Fibromyalgia (FMS) is a debilitating disorder characterized by chronic diffuse muscle pain, fatigue, sleep disturbance, depression and skin sensitivity. There are no genetic or biochemical markers and patients often present with other comorbid diseases, such as migraines, interstitial cystitis and irritable bowel syndrome. Diagnosis includes the presence of 11/18 trigger points, but many patients with early symptoms might not fit this definition. Pathogenesis is still unknown, but there has been evidence of increased corticotropin-releasing hormone (CRH) and substance P (SP) in the CSF of FMS patients, as well as increased SP, IL-6 and IL-8 in their serum. Increased numbers of activated mast cells were also noted in skin biopsies. The hypothesis is put forward that FMS is a neuro-immunoendocrine disorder where increased release of CRH and SP from neurons in specific muscle sites triggers local mast cells to release proinflammatory and neurosensitizing molecules. There is no curative treatment although low doses of tricyclic antidepressants and the serotonin-3 receptor antagonist tropisetron, are helpful. Recent nutraceutical formulations containing the natural anti-inflammatory and mast cell inhibitory flavonoid quercetin hold promise since they can be used together with other treatment modalities.

Classic treatment involves tricyclic antidepressants, which are actually very closely related to the early antihistamine drugs. 

Even though low brain serotonin is a feature of the disease, counter-intuitively, it has been found that serotonin-3 receptor antagonists are effective; this is the opposite of what was expected.  Tropisetron is a favoured antagonist, but there are several others.  Tropisetron is also a α7-nicotinic receptor agonist, which you may recall, I highlighted as interesting in posts on the cholinergic system and autism.

This blog is about autism, so let us go back to a previous paper I looked at.

In that paper tropisetron is put forward as a potential autism treatment.

10.1.2 7 nAChRs

It is possible to use 7 nAChR agonists to treat neuroinflammation in ASD. There is strong evidence that activation of the 7 nAChR expressed on monocytes and macrophage, by inhibiting NF-kappaB nuclear translocation, suppresses cytokine release by them, and that this cholinergic anti-inflammatory pathway that provides a bidirectional link between the nervous and immune system, inhibits the innate immune response. Hence, a reasonable case can be made for the use of 7 nAChR agonists to treat neuroinflammation in ASD.

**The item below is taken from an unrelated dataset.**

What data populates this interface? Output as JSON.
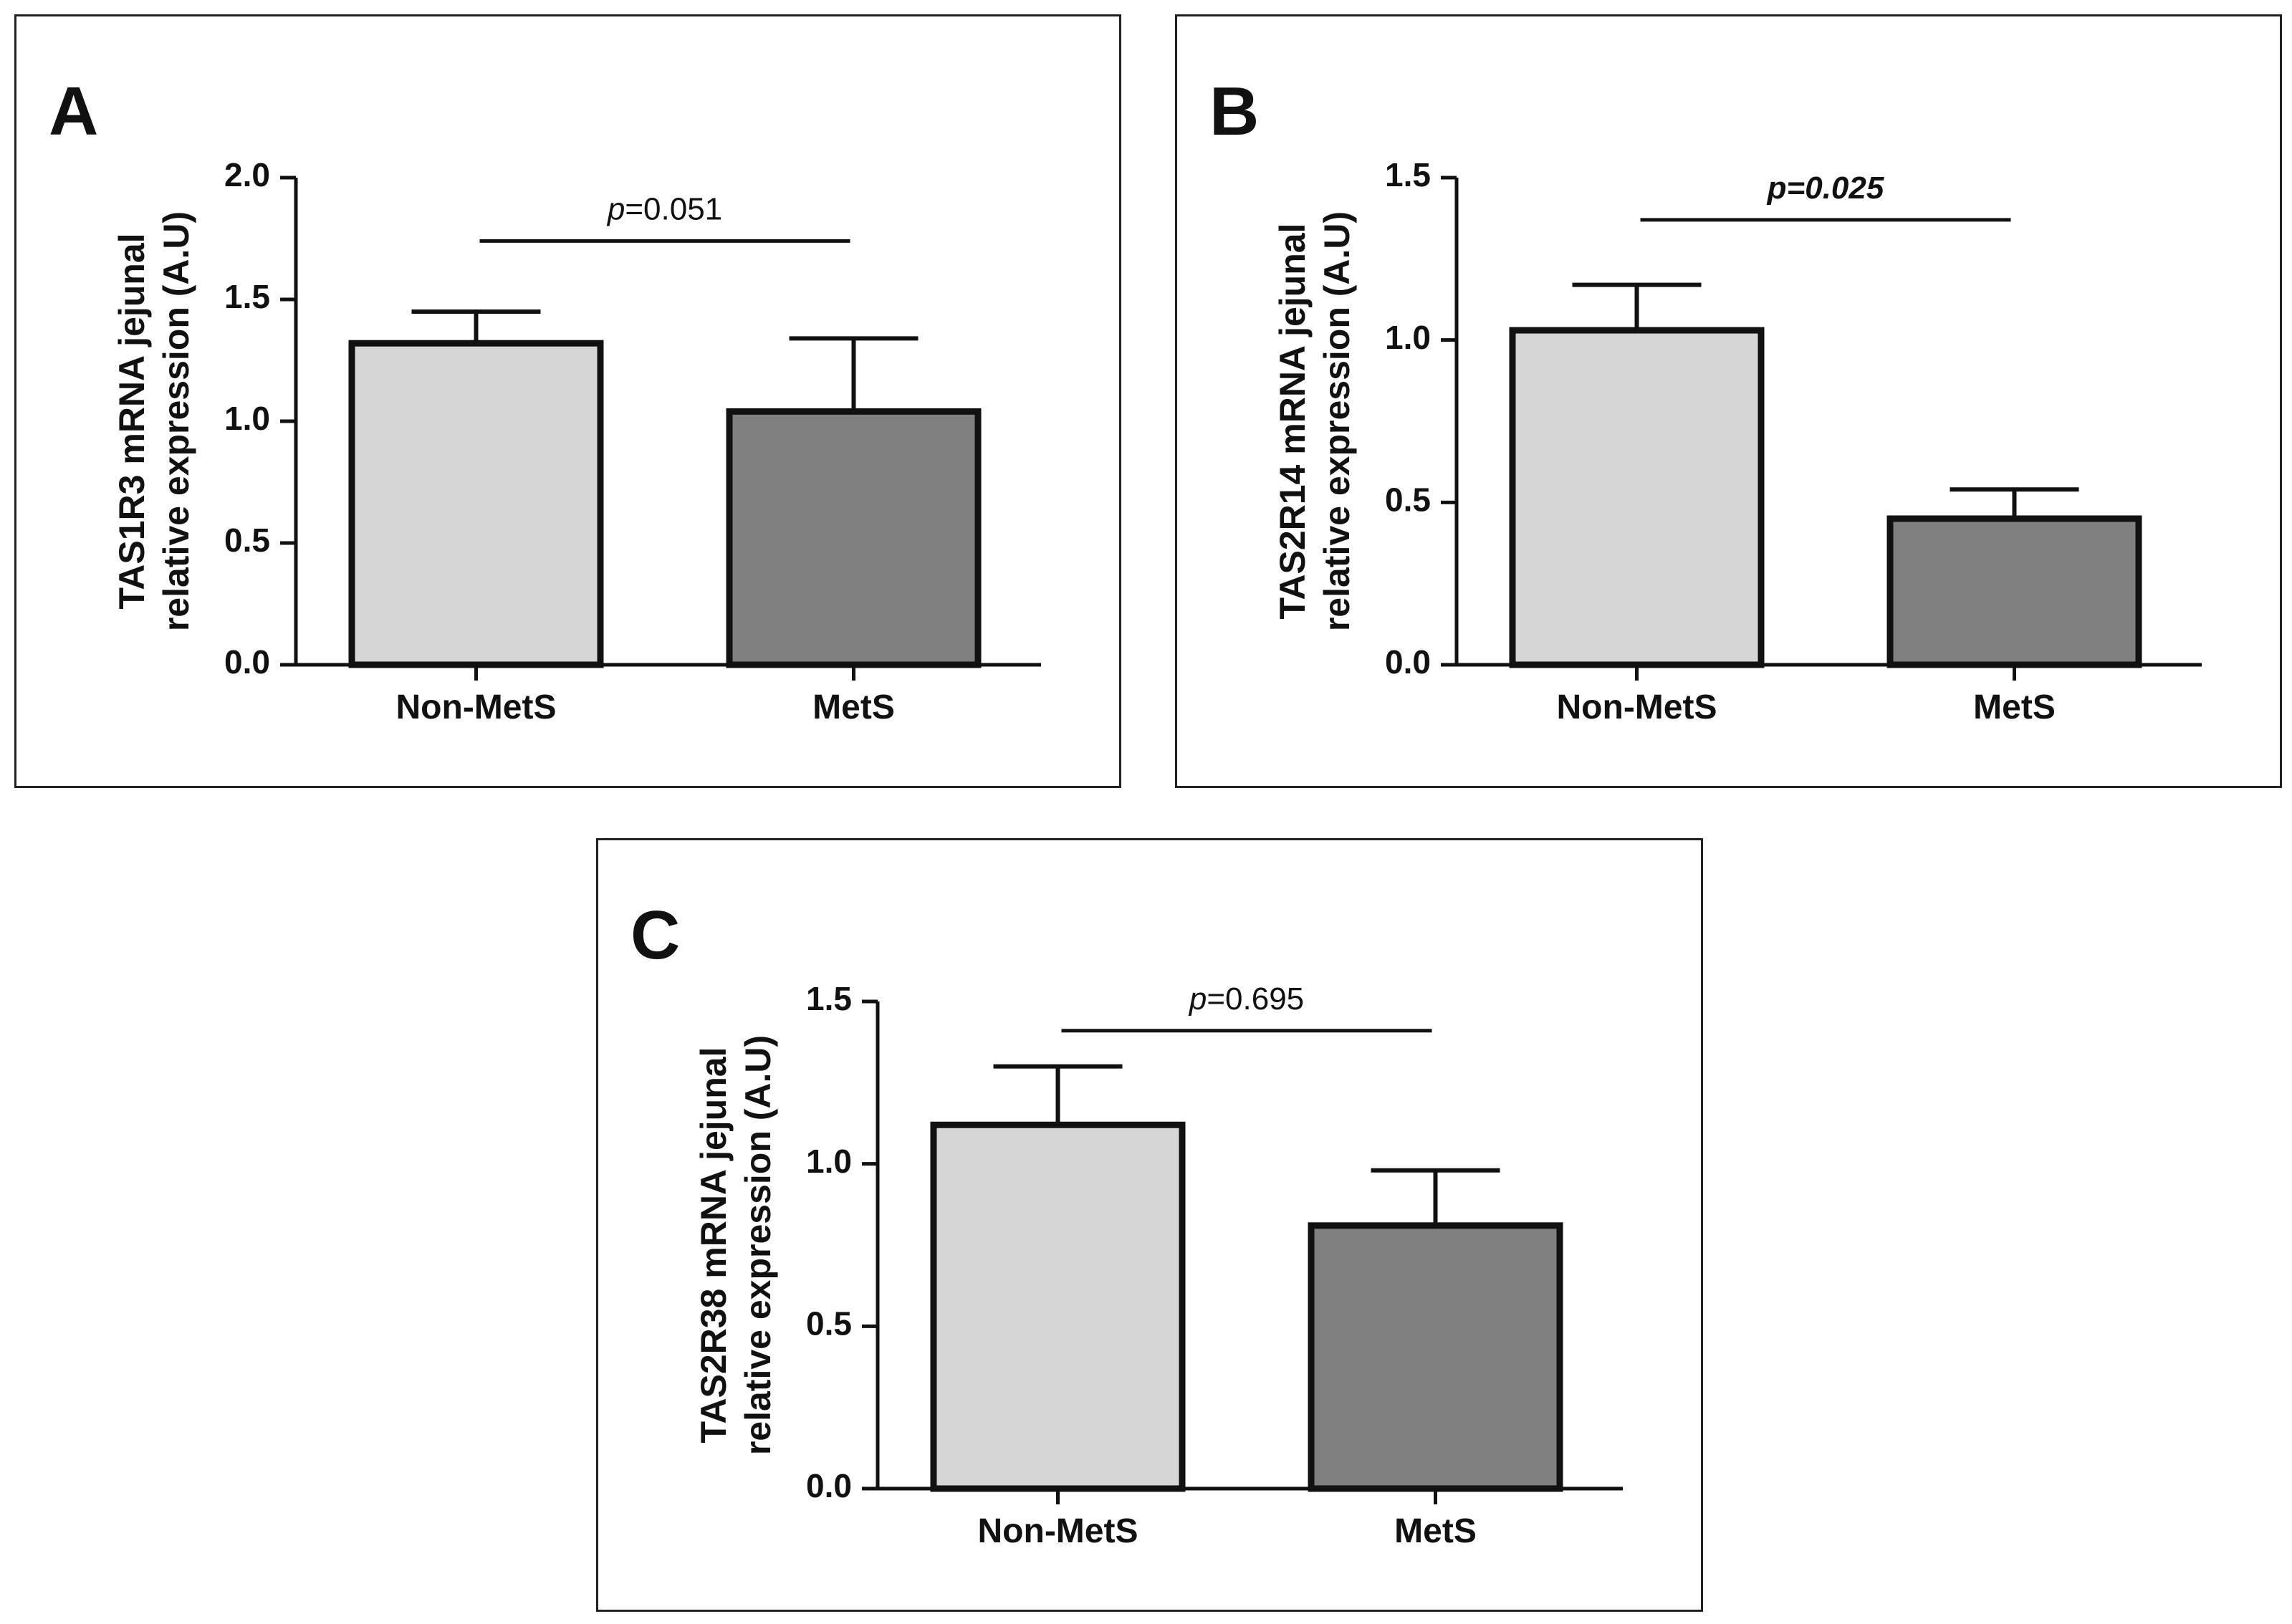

A second candidate drug, Tropisetron is a partial agonist of the 7 nAChR. Auditory sensory gating P50 deficits are correlated with neuropsychological deficits in attention, one of the principal cognitive disturbances in schizophrenia. In a clinical trial with 33 schizophrenic patients administration of tropisetron, without placebo, significantly improved auditory sensory gating P50 deficits in non-smoking patients with schizophrenia. In mice, the early postnatal period represents a critical time window essential for brain development. The administration of tropisetron from postnatal days 2-12

(P2-P12) in mice did not induce significant cognitive, schizophrenia-like or emotional alterations in tropisetron-treated animals as compared to controls, when tested in multiple behavioral assays.

It is the non-conventional treatments that overlap with autism, things like GH, IGF-1 and low dose naltrexone etc.  The interesting therapies relate to treating the non-pain symptoms. There are many such therapies and some have been used for decades, one or two may be interesting for autism; they may indeed be more effective in autism that in fibromyalgia.  There is even an overlap with therapies I am already investigating.